GPS and EXPGoals both indicated high value chances and it’s clear from his shot chart that most of his shots came from prime central in the danger zone. Only 2 of Destro’s shots came from outside the box and 12 of his 22 shots on target had an expected goal value greater than 0.30. High quality chances indeed. But his SPEGP90 indicates he increased is expected probability of scoring by 0.167 per 90, whilst the average increase over the plot is 0.133. So he’s slightly above average, which is not really that good. Let’s look at his shot placement chart.

Destro Shot Placement

Again visually, it seems clear that the reason his increase from expected goals (pre-shot) to SPEG (post shot) is low, is because he hit most of his shots low centre, which is really goalkeeper territory and has a much lower chance of being scored. It’s still early days, but it’s nice to know the model is working as it should be, and that the numbers, for now, pan out visually.
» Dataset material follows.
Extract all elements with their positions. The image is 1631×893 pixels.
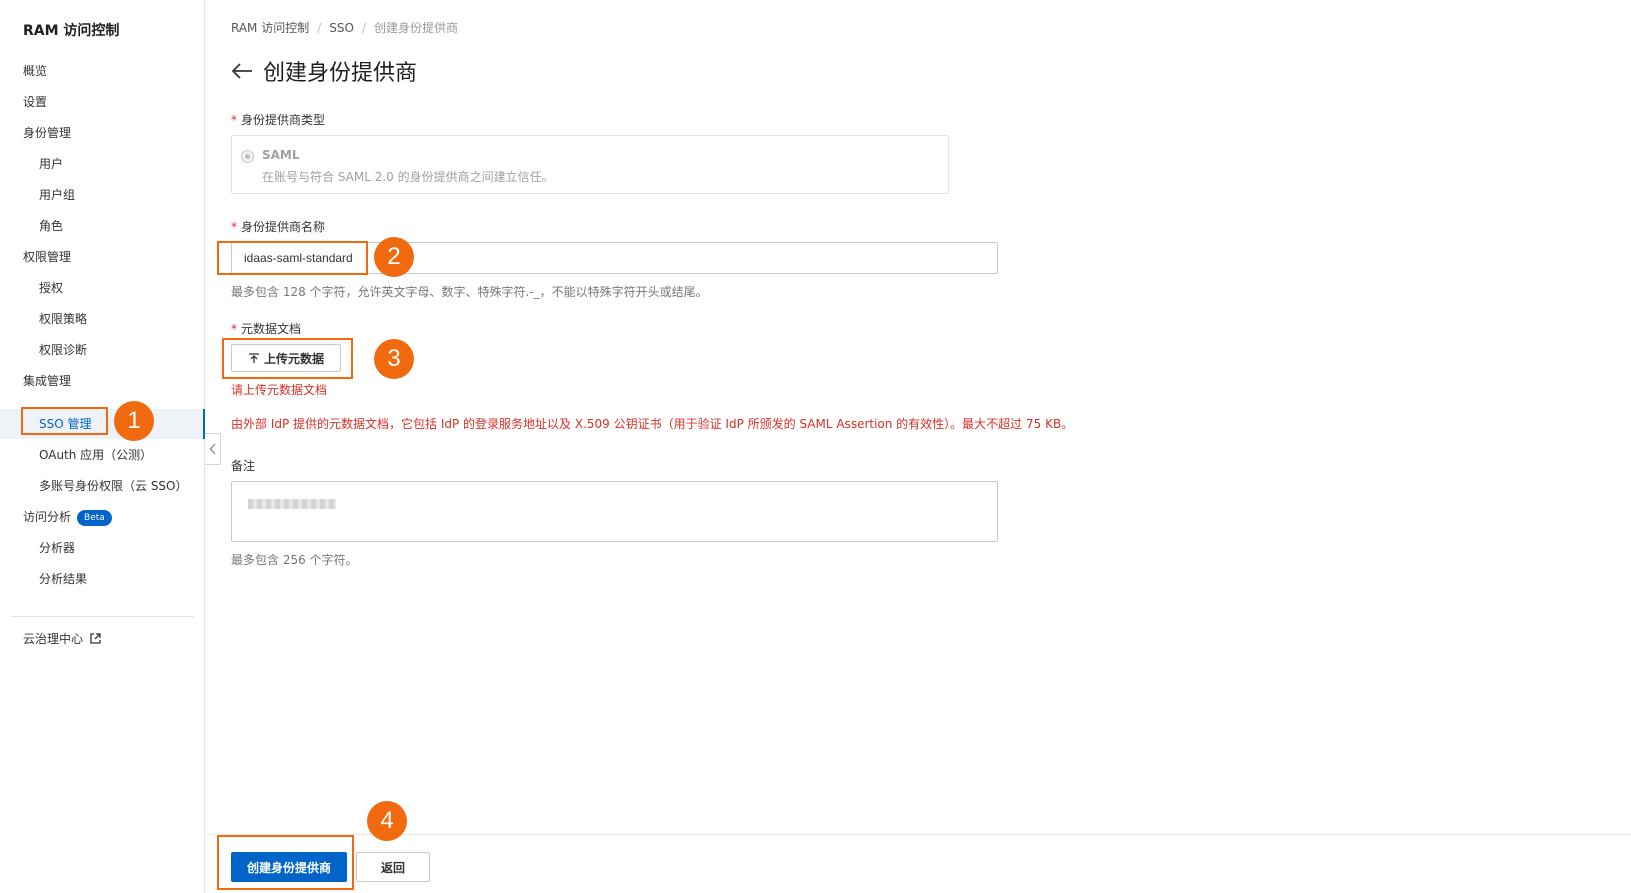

Future Improvements Well the inputs in the model probably won’t be improved much as I can’t sub-divide the categories any further without running into sample size issues. Not to mention the enormous amount of work it would involve to tinker with it in that way. In fact, I spent so much time on it I’m fed up looking at the numbers at this stage. For now it will interest me, just to to use it for the coming season and see what I can learn and what it’s best application is. I have no formal statistical training or background, so this is a hobby, and a very time-consuming one at that. I’ll continue collecting the data and input it into the model for the coming season, but if it comes too much of a burden I’ll have to stop.

In a visual sense, I would like to connect both shot charts and shot placements in the goal to show the increase before and after the shot has been taken. The holy grail would be in some sort of 3D environment, but that would take an awful lot of coding and again I’m not sure I have the time.

What I would like to do before the season starts is look at SPEG at a team level. I’m aware though that shot placement is really an individual based skill, but I think it might be interesting to discover what it says at a more macroscopic level. In particular, SPEG conceded, and maybe SPEG total shot ratio. Though I’m not that hopeful of either being that predictive, nonetheless, it will be fun to find out. I think.

Feedback welcome, as I got so caught up with this I might have missed something that’s just plain obvious.